We were going up. Venza and Snap, behind us, were in a descending arc. Above them, far back in the direction from which they had come, two blobs were visible up against the reddish day sky.
Pursuit? It seemed so. The blobs went down, but came up again, traveling with rays, like ourselves.
I called to Snap, "Someone after us! Two figures back there!"
He was shouting, "Gregg! Gregg, help!"
My gaze had been on the distant figures. I saw now that at the bottom of his arc, and starting upward again, Snap had lost Venza. The impulse of his ray had twitched his ankle from her grasp. Or had she let loose? He was about a hundred feet above the river, and Venza, with acceleration downward unchecked, was falling into it.
"Gregg, help! Venza, swim up!" His frenzied call reached me as I used the attractive ray and Anita and I whirled over and lunged downward.
"Gregg, help! Venza use your arms! Swim!"
She was lying inert, making no effort to keep from falling. Her body turned slowly, end-over-end. She struck the swiftly-flowing river surface but did not sink; instead, she half emerged, came up and lay in a crumpled heap; and with its rapid current, the river carried her away.
It was several minutes before we could reach Venza. Snap was already there, floundering on the water, awkwardly maintaining his balance, bending over Venza. "Gregg, she's unconscious. Fainted again."
The bite of that insect! The thought of it turned me cold.
The river surface was like a very soft rubber mattress. The water clung to us, wet us. We could not kneel or stand erect; but in sitting down only a few inches of our bodies were submerged. We floated like corks, we were so light, and so little water did we displace.
We struggled with Venza across the gluey river surface. She had fallen near the further shore. Rocks, crags and strewn boulders were passing as the current swept us along at a speed of about ten miles an hour. She lay in our arms, eyes closed, her face pallid but calm. She seemed to breathe rapidly; but that on Wandl was normal.

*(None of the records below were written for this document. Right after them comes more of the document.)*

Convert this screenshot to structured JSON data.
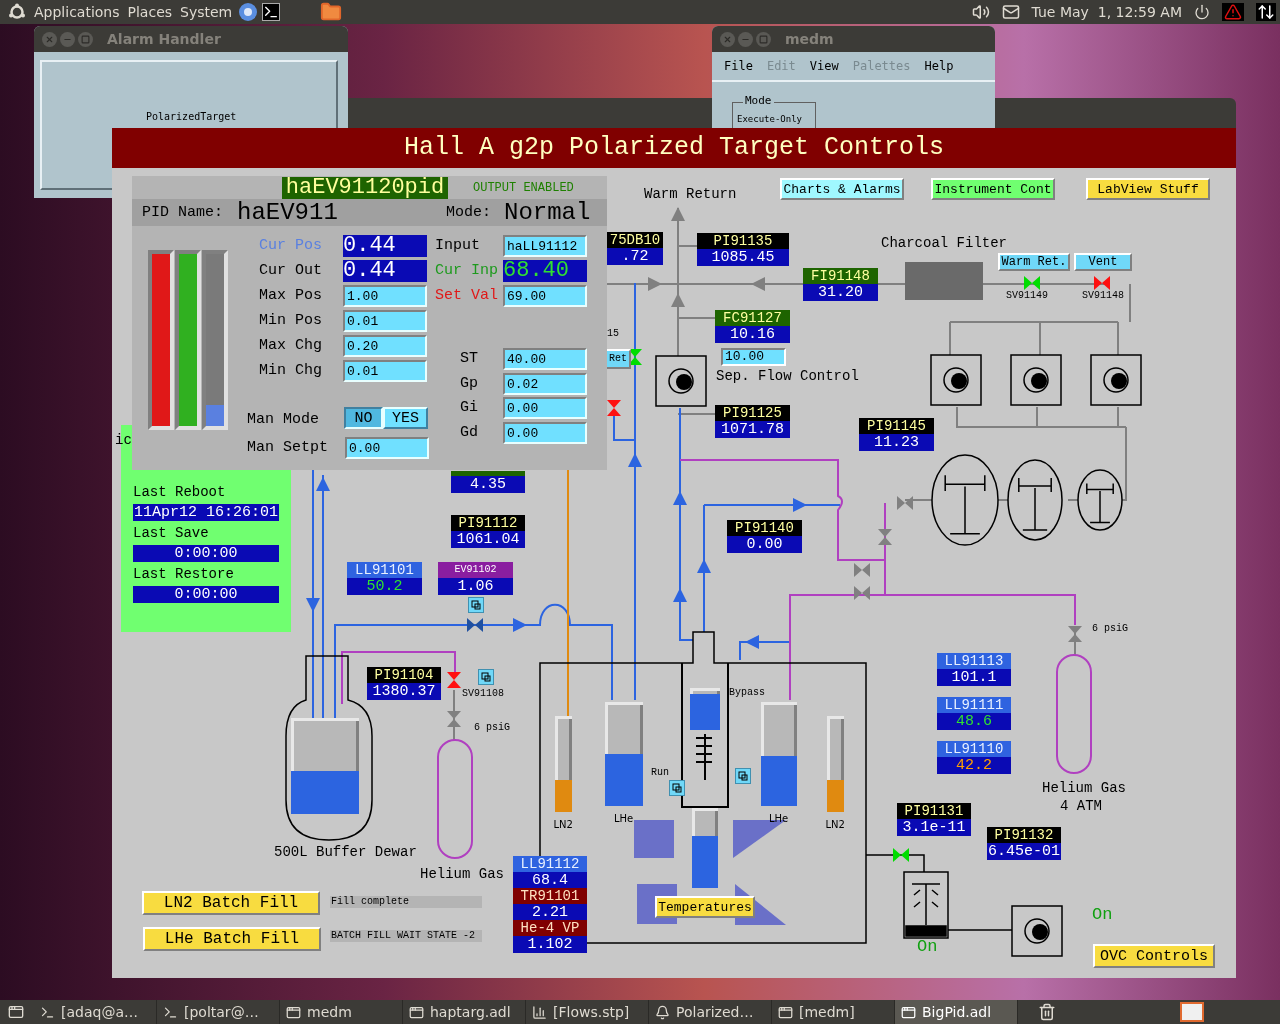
{
  "top_panel": {
    "menus": [
      "Applications",
      "Places",
      "System"
    ],
    "clock": "Tue May  1, 12:59 AM"
  },
  "alarm_handler": {
    "title": "Alarm Handler",
    "group": "PolarizedTarget"
  },
  "medm": {
    "title": "medm",
    "menu": [
      {
        "label": "File",
        "disabled": false
      },
      {
        "label": "Edit",
        "disabled": true
      },
      {
        "label": "View",
        "disabled": false
      },
      {
        "label": "Palettes",
        "disabled": true
      },
      {
        "label": "Help",
        "disabled": false
      }
    ],
    "mode_label": "Mode",
    "mode": "Execute-Only"
  },
  "display": {
    "title": "Hall A g2p Polarized Target Controls",
    "nav_buttons": [
      {
        "label": "Charts & Alarms",
        "color": "#a0f8ff"
      },
      {
        "label": "Instrument Cont",
        "color": "#70ff70"
      },
      {
        "label": "LabView Stuff",
        "color": "#f8dc40"
      }
    ],
    "labels": [
      {
        "kind": "title",
        "text": "Warm Return"
      },
      {
        "kind": "title",
        "text": "Charcoal Filter"
      },
      {
        "kind": "tag",
        "text": "SV91149"
      },
      {
        "kind": "tag",
        "text": "SV91148"
      },
      {
        "kind": "tag",
        "text": "15"
      },
      {
        "kind": "title",
        "text": "Sep. Flow Control"
      },
      {
        "kind": "title",
        "text": "ic"
      },
      {
        "kind": "tag",
        "text": "6 psiG"
      },
      {
        "kind": "tag",
        "text": "SV91108"
      },
      {
        "kind": "tag",
        "text": "6 psiG"
      },
      {
        "kind": "tag",
        "text": "Bypass"
      },
      {
        "kind": "tag",
        "text": "Run"
      },
      {
        "kind": "title",
        "text": "Helium Gas"
      },
      {
        "kind": "title",
        "text": "4 ATM"
      },
      {
        "kind": "title",
        "text": "500L Buffer Dewar"
      },
      {
        "kind": "title",
        "text": "Helium Gas"
      },
      {
        "kind": "status",
        "text": "On"
      },
      {
        "kind": "status",
        "text": "On"
      }
    ],
    "readouts": [
      {
        "kind": "pressure",
        "label": "75DB10",
        "value": ".72",
        "alarm_sensitive": false,
        "minor_alarm": false
      },
      {
        "kind": "pressure",
        "label": "PI91135",
        "value": "1085.45",
        "alarm_sensitive": false,
        "minor_alarm": false
      },
      {
        "kind": "flow",
        "label": "FI91148",
        "value": "31.20",
        "alarm_sensitive": false,
        "minor_alarm": false
      },
      {
        "kind": "flow",
        "label": "FC91127",
        "value": "10.16",
        "alarm_sensitive": false,
        "minor_alarm": false
      },
      {
        "kind": "pressure",
        "label": "PI91125",
        "value": "1071.78",
        "alarm_sensitive": false,
        "minor_alarm": false
      },
      {
        "kind": "pressure",
        "label": "PI91145",
        "value": "11.23",
        "alarm_sensitive": false,
        "minor_alarm": false
      },
      {
        "kind": "flow",
        "value": "4.35",
        "alarm_sensitive": false,
        "minor_alarm": false
      },
      {
        "kind": "pressure",
        "label": "PI91112",
        "value": "1061.04",
        "alarm_sensitive": false,
        "minor_alarm": false
      },
      {
        "kind": "pressure",
        "label": "PI91140",
        "value": "0.00",
        "alarm_sensitive": false,
        "minor_alarm": false
      },
      {
        "kind": "level",
        "label": "LL91101",
        "value": "50.2",
        "alarm_sensitive": true,
        "minor_alarm": false
      },
      {
        "kind": "valve",
        "label": "EV91102",
        "value": "1.06",
        "alarm_sensitive": false,
        "minor_alarm": false
      },
      {
        "kind": "pressure",
        "label": "PI91104",
        "value": "1380.37",
        "alarm_sensitive": false,
        "minor_alarm": false
      },
      {
        "kind": "level",
        "label": "LL91113",
        "value": "101.1",
        "alarm_sensitive": false,
        "minor_alarm": false
      },
      {
        "kind": "level",
        "label": "LL91111",
        "value": "48.6",
        "alarm_sensitive": true,
        "minor_alarm": false
      },
      {
        "kind": "level",
        "label": "LL91110",
        "value": "42.2",
        "alarm_sensitive": true,
        "minor_alarm": true
      },
      {
        "kind": "pressure",
        "label": "PI91131",
        "value": "3.1e-11",
        "alarm_sensitive": false,
        "minor_alarm": false
      },
      {
        "kind": "pressure",
        "label": "PI91132",
        "value": "6.45e-01",
        "alarm_sensitive": false,
        "minor_alarm": false
      },
      {
        "kind": "level",
        "label": "LL91112",
        "value": "68.4",
        "alarm_sensitive": false,
        "minor_alarm": false
      },
      {
        "kind": "temp",
        "label": "TR91101",
        "value": "2.21",
        "alarm_sensitive": false,
        "minor_alarm": false
      },
      {
        "kind": "temp",
        "label": "He-4 VP",
        "value": "1.102",
        "alarm_sensitive": false,
        "minor_alarm": false
      }
    ],
    "gauges": [
      {
        "label": "LN2",
        "level": 0.33,
        "color": "#e08a10"
      },
      {
        "label": "LHe",
        "level": 0.5,
        "color": "#2c64e0"
      },
      {
        "level": 0.85,
        "color": "#2c64e0"
      },
      {
        "level": 0.65,
        "color": "#2c64e0"
      },
      {
        "label": "LHe",
        "level": 0.48,
        "color": "#2c64e0"
      },
      {
        "label": "LN2",
        "level": 0.33,
        "color": "#e08a10"
      },
      {
        "level": 0.45,
        "color": "#2c64e0"
      }
    ],
    "valves": [
      {
        "open": true
      },
      {
        "open": false
      },
      {
        "open": true
      },
      {
        "open": false
      },
      {
        "open": false
      },
      {
        "open": true
      }
    ],
    "buttons": [
      {
        "label": "Warm Ret.",
        "color": "#70d8f8"
      },
      {
        "label": "Vent",
        "color": "#70d8f8"
      },
      {
        "label": "Ret",
        "color": "#70d8f8"
      },
      {
        "label": "Temperatures",
        "color": "#f8dc40"
      },
      {
        "label": "LN2 Batch Fill",
        "color": "#f8dc40"
      },
      {
        "label": "LHe Batch Fill",
        "color": "#f8dc40"
      },
      {
        "label": "OVC Controls",
        "color": "#f8dc40"
      }
    ],
    "setpoint": "10.00",
    "status_texts": [
      "Fill complete",
      "BATCH FILL WAIT STATE -2"
    ],
    "info_panel": [
      {
        "label": "Last Reboot",
        "value": "11Apr12 16:26:01"
      },
      {
        "label": "Last Save",
        "value": "0:00:00"
      },
      {
        "label": "Last Restore",
        "value": "0:00:00"
      }
    ],
    "pid": {
      "record": "haEV91120pid",
      "output": "OUTPUT ENABLED",
      "name_label": "PID Name:",
      "name": "haEV911",
      "mode_label": "Mode:",
      "mode": "Normal",
      "bars": [
        {
          "color": "#e01818",
          "level": 1
        },
        {
          "color": "#30b020",
          "level": 1
        },
        {
          "color": "#5a80e0",
          "level": 0.12
        }
      ],
      "fields": [
        {
          "kind": "position",
          "label": "Cur Pos",
          "value": "0.44"
        },
        {
          "kind": "entry",
          "label": "Input",
          "value": "haLL91112"
        },
        {
          "kind": "readback",
          "label": "Cur Out",
          "value": "0.44"
        },
        {
          "kind": "input",
          "label": "Cur Inp",
          "value": "68.40"
        },
        {
          "kind": "entry",
          "label": "Max Pos",
          "value": "1.00"
        },
        {
          "kind": "setpoint",
          "label": "Set Val",
          "value": "69.00"
        },
        {
          "kind": "entry",
          "label": "Min Pos",
          "value": "0.01"
        },
        {
          "kind": "entry",
          "label": "Max Chg",
          "value": "0.20"
        },
        {
          "kind": "entry",
          "label": "ST",
          "value": "40.00"
        },
        {
          "kind": "entry",
          "label": "Min Chg",
          "value": "0.01"
        },
        {
          "kind": "entry",
          "label": "Gp",
          "value": "0.02"
        },
        {
          "kind": "entry",
          "label": "Gi",
          "value": "0.00"
        },
        {
          "kind": "entry",
          "label": "Gd",
          "value": "0.00"
        },
        {
          "kind": "entry",
          "label": "Man Setpt",
          "value": "0.00"
        }
      ],
      "man_mode": {
        "label": "Man Mode",
        "options": [
          {
            "label": "NO",
            "selected": true
          },
          {
            "label": "YES",
            "selected": false
          }
        ]
      }
    }
  },
  "taskbar": [
    {
      "kind": "terminal",
      "label": "[adaq@a…",
      "selected": false
    },
    {
      "kind": "terminal",
      "label": "[poltar@…",
      "selected": false
    },
    {
      "kind": "window",
      "label": "medm",
      "selected": false
    },
    {
      "kind": "window",
      "label": "haptarg.adl",
      "selected": false
    },
    {
      "kind": "chart",
      "label": "[Flows.stp]",
      "selected": false
    },
    {
      "kind": "alarm",
      "label": "Polarized…",
      "selected": false
    },
    {
      "kind": "window",
      "label": "[medm]",
      "selected": false
    },
    {
      "kind": "window",
      "label": "BigPid.adl",
      "selected": true
    }
  ]
}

We landed on the rocky shore. It was still daylight. The blurred sun was winging across the zenith so swiftly that its movement was visible. Wandl had been suddenly endowed with axial rotation. Even in these few minutes, the day was past its noon. On the distant mountain peaks looming above the nearby horizon; it seemed that the sheen of coming night was mingled with the red sunlight.

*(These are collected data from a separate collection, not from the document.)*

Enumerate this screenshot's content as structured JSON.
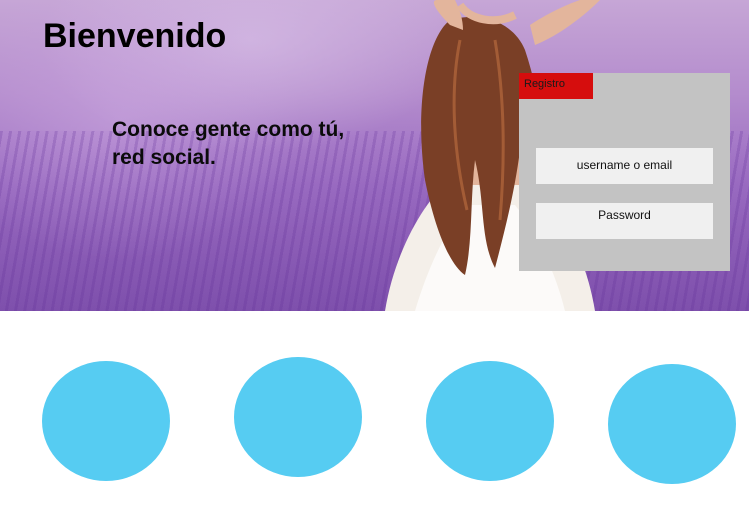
{
  "hero": {
    "title": "Bienvenido",
    "tagline_line1": "Conoce gente como tú,",
    "tagline_line2": "red social."
  },
  "login": {
    "register_label": "Registro",
    "username_placeholder": "username o email",
    "password_placeholder": "Password"
  },
  "colors": {
    "register_tab": "#d60d0d",
    "panel": "#c3c3c3",
    "circles": "#56ccf2"
  },
  "features": {
    "items": [
      {
        "icon": "circle"
      },
      {
        "icon": "circle"
      },
      {
        "icon": "circle"
      },
      {
        "icon": "circle"
      }
    ]
  }
}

Anita and Snap laid Venza on the rocks. I suddenly remembered the two blobs in the sky behind us, which had seemed to be following. I stood gazing across the river. The red sky there seemed empty.
"Thank God, she's reviving!" Snap called at me and I joined them. Venza was stirring. Color was coming into her cheeks. Her lips were murmuring as though she were talking in her sleep.
Then she opened her eyes. Her gaze fixed on us as we bent over her. "Why, what's the matter? Where are we? I thought we were in the tree-tops. Snap, don't look at me like that, dear. I'm all right--only confused."